Ahora bien, los datos recogen las reclamaciones de un periodo de tiempo extenso (13 meses), en el cual Bancolombia ha ignorado de forma sistemática la necesidad de seguridad del cliente. También hace irrelevante el argumento de la proporcionalidad, pues supera por mucho a las quejas contra bancos grandes como Davivienda o Colpatria. El mensaje no es positivo: el cliente ya no forma parte de la estrategia de Bancolombia, al menos no desde la perspectiva humana.

El cliente no es responsable de la vulnerabilidad tecnológica

La vulnerabilidad tecnológica se ha convertido en un problema endémico para el cliente bancario porque no solamente sufre las consecuencias en primera línea, también ha normalizado la problemática al punto de aceptarla como una «consecuencia lógica» del desarrollo tecnológico donde, de forma solidaria, pone su cuota de sacrificio.

Elaboración propia
Fuente de datos: Superintendencia Financiera de Colombia

La gráfica expone esa realidad. Se observa que los productos susceptibles de fraude son aquellos que procesan transacciones diarias: las cuentas de ahorro, los depósitos de bajo monto como Nequi y las tarjetas de crédito.

Por tanto, se deduce que es esencial la aplicación de la metodología KYC para este tipo de productos.
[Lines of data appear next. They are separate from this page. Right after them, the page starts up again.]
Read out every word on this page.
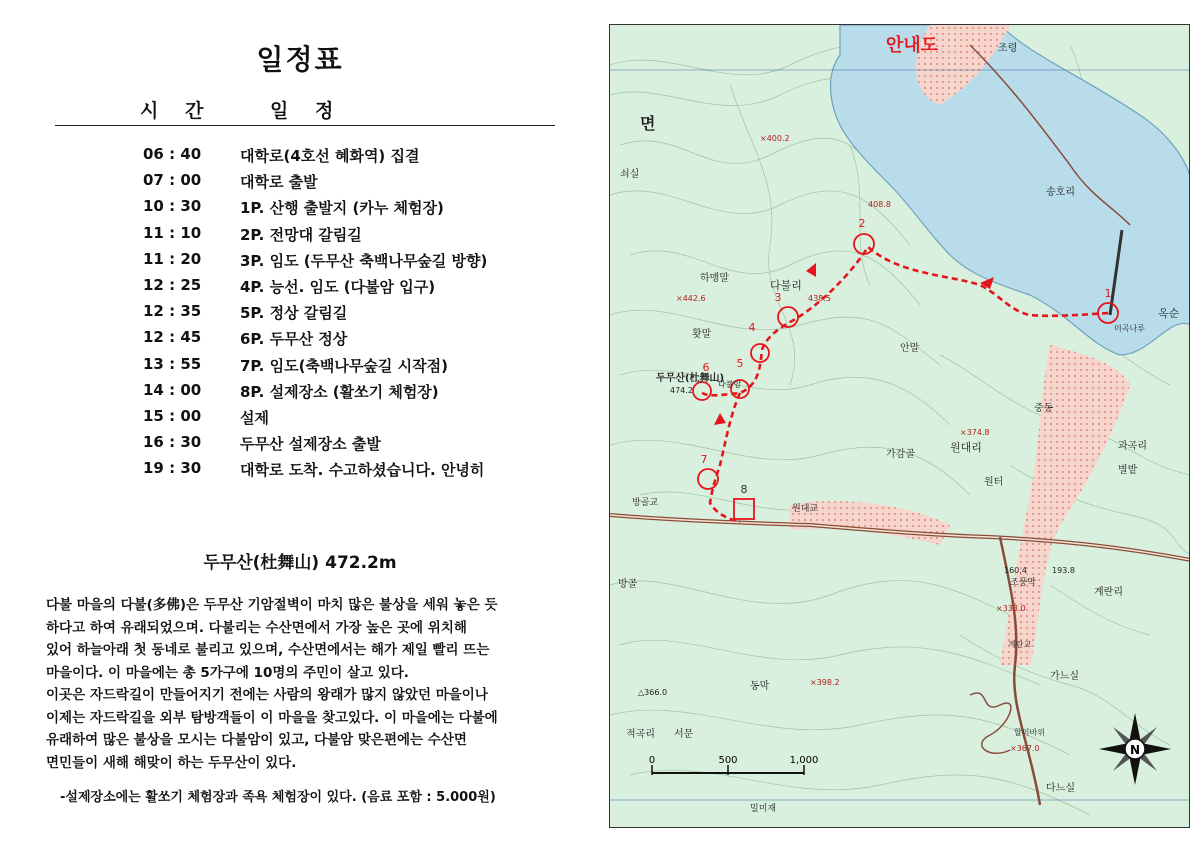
일정표
시 간	일 정
06 : 40	대학로(4호선 혜화역) 집결
07 : 00	대학로 출발
10 : 30	1P. 산행 출발지 (카누 체험장)
11 : 10	2P. 전망대 갈림길
11 : 20	3P. 임도 (두무산 축백나무숲길 방향)
12 : 25	4P. 능선. 임도 (다불암 입구)
12 : 35	5P. 정상 갈림길
12 : 45	6P. 두무산 정상
13 : 55	7P. 임도(축백나무숲길 시작점)
14 : 00	8P. 설제장소 (활쏘기 체험장)
15 : 00	설제
16 : 30	두무산 설제장소 출발
19 : 30	대학로 도착. 수고하셨습니다. 안녕히
두무산(杜舞山) 472.2m
다불 마을의 다불(多佛)은 두무산 기암절벽이 마치 많은 불상을 세워 놓은 듯
하다고 하여 유래되었으며. 다불리는 수산면에서 가장 높은 곳에 위치해
있어 하늘아래 첫 동네로 불리고 있으며, 수산면에서는 해가 제일 빨리 뜨는
마을이다. 이 마을에는 총 5가구에 10명의 주민이 살고 있다.
이곳은 자드락길이 만들어지기 전에는 사람의 왕래가 많지 않았던 마을이나
이제는 자드락길을 외부 탐방객들이 이 마을을 찾고있다. 이 마을에는 다불에
유래하여 많은 불상을 모시는 다불암이 있고, 다불암 맞은편에는 수산면
면민들이 새해 해맞이 하는 두무산이 있다.
-설제장소에는 활쏘기 체험장과 족욕 체험장이 있다. (음료 포함 : 5.000원)
안내도
1
2
3
4
5
6
7
8
면
조령
송호리
쇠실
하맹말
홧말
다불리
안말
두무산(杜舞山)
다불암
중동
과곡리
별밭
가감골
원대리
원터
방골교
원대교
방골	조풍막
계란리
계란교
가느실
동막
적곡리 서문	할미바위
다느실
미곡나루
옥순
밀미재
×400.2
408.8
×442.6	438.5
474.2
×374.8
160.4	193.8
×333.0
×398.2
△366.0
×367.0
0	500	1,000
N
Incluso, se hace necesario desarrollar una plataforma con un sistema de autenticación más robusto.

Pero aun con esta información, disponible para cualquier persona o empresa, los protocolos de seguridad de Bancolombia continúan siendo básicos, y dejan entrever que la seguridad de los recursos del cliente no ha sido prioridad para el banco en el último lustro.
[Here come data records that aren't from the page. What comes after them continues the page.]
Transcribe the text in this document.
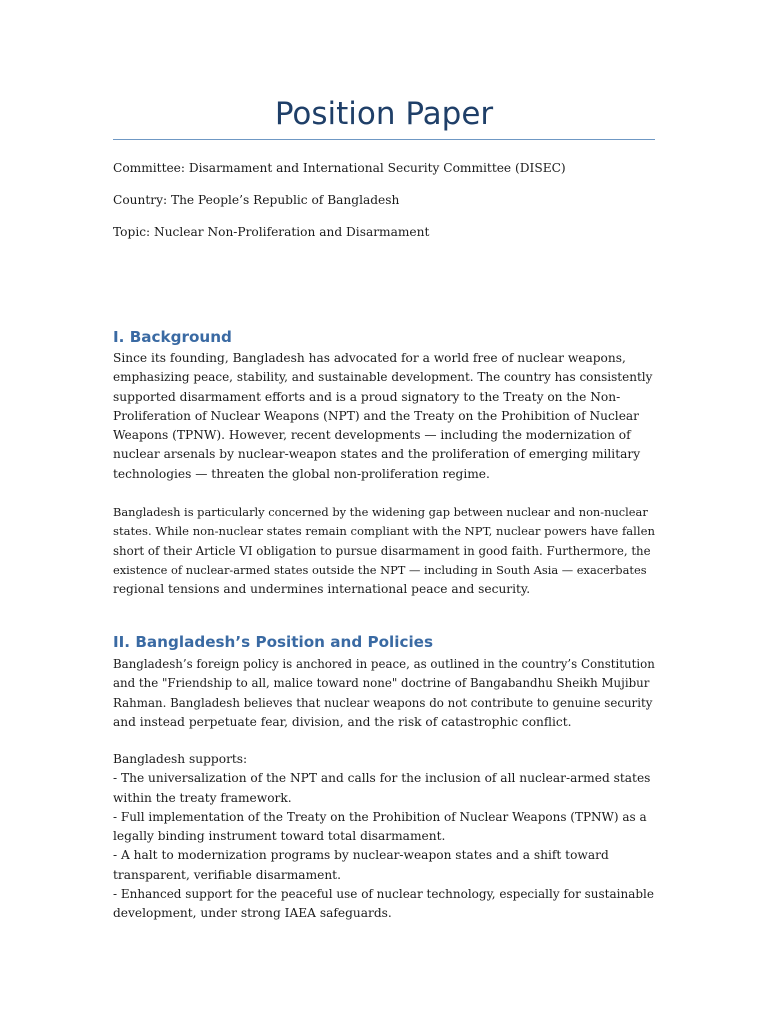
Position Paper

Committee: Disarmament and International Security Committee (DISEC)

Country: The People’s Republic of Bangladesh

Topic: Nuclear Non-Proliferation and Disarmament

I. Background
Since its founding, Bangladesh has advocated for a world free of nuclear weapons,
emphasizing peace, stability, and sustainable development. The country has consistently
supported disarmament efforts and is a proud signatory to the Treaty on the Non-
Proliferation of Nuclear Weapons (NPT) and the Treaty on the Prohibition of Nuclear
Weapons (TPNW). However, recent developments — including the modernization of
nuclear arsenals by nuclear-weapon states and the proliferation of emerging military
technologies — threaten the global non-proliferation regime.
Bangladesh is particularly concerned by the widening gap between nuclear and non-nuclear
states. While non-nuclear states remain compliant with the NPT, nuclear powers have fallen
short of their Article VI obligation to pursue disarmament in good faith. Furthermore, the
existence of nuclear-armed states outside the NPT — including in South Asia — exacerbates
regional tensions and undermines international peace and security.
II. Bangladesh’s Position and Policies
Bangladesh’s foreign policy is anchored in peace, as outlined in the country’s Constitution
and the "Friendship to all, malice toward none" doctrine of Bangabandhu Sheikh Mujibur
Rahman. Bangladesh believes that nuclear weapons do not contribute to genuine security
and instead perpetuate fear, division, and the risk of catastrophic conflict.
Bangladesh supports:
- The universalization of the NPT and calls for the inclusion of all nuclear-armed states
within the treaty framework.
- Full implementation of the Treaty on the Prohibition of Nuclear Weapons (TPNW) as a
legally binding instrument toward total disarmament.
- A halt to modernization programs by nuclear-weapon states and a shift toward
transparent, verifiable disarmament.
- Enhanced support for the peaceful use of nuclear technology, especially for sustainable
development, under strong IAEA safeguards.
En julio de 2023, un cliente consultó sus productos en la plataforma de la banca virtual de Bancolombia, y emergieron las siguientes ventanas:


Nada hacía pensar que fuera un fraude porque se encontraba en la web del banco, previamente verificada. Así que respondió en la primera ventana. Entonces emergió la siguiente solicitando rellenar los datos personales, y luego emergió la siguiente solicitando su clave dinámica. No era normal, porque no iba a realizar ninguna transacción.
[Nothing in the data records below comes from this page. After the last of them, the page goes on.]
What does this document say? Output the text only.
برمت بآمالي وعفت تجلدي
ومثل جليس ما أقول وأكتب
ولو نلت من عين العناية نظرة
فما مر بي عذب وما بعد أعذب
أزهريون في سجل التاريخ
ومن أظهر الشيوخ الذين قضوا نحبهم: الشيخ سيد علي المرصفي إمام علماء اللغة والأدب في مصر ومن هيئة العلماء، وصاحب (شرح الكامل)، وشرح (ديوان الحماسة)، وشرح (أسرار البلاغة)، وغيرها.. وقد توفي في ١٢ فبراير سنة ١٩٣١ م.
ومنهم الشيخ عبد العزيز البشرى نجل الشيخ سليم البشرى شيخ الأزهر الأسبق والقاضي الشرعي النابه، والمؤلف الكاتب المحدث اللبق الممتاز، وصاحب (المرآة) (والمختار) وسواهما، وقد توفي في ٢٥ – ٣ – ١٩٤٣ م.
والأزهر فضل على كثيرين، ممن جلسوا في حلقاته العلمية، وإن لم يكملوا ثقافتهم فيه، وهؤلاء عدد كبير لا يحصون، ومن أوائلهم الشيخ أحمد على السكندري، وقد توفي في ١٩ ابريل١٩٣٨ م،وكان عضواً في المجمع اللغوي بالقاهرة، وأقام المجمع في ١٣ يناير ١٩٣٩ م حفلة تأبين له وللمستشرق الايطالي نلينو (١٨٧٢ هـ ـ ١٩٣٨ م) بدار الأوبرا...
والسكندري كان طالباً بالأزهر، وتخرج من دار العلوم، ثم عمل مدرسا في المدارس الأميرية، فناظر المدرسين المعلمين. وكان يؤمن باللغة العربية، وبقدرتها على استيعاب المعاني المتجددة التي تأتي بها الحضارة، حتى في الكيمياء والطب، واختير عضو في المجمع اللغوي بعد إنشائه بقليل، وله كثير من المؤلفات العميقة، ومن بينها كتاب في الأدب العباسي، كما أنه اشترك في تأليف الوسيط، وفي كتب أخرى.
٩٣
No obstante, dudó porque residía en el exterior y supuso que el banco conocía el origen de sus movimientos, así que cerró la sucursal e ingresó verificando de nuevo la autenticidad de la página. De nuevo, emergieron las ventanas, y esta vez se aseguró de grabar la pantalla. Cerró de nuevo la sesión, pero ya no emergió ninguna ventana. Entonces tuvo la certeza de que era un fraude.

Envió la información a la cuenta de correo sospechoso de Bancolombia y se comunicó con el banco. El asesor le dijo que investigarían su caso, señalando que era positivo que no hubiera ingresado su clave dinámica; de lo contrario, habría perdido todo su dinero. Casi tres años después, no ha recibido ninguna respuesta acerca de su caso.

Introspección corporativa

El sector bancario debe entender que la RSC incluye asumir la responsabilidad que implica recibir en custodia los recursos que le confía el cliente, dispuesto a pagar por su administración. Pero el sector ha tomado ventaja de la normalización de una problemática de la cual el cliente no tiene el control, pues no tiene injerencia en la gestión interna de la entidad bancaria.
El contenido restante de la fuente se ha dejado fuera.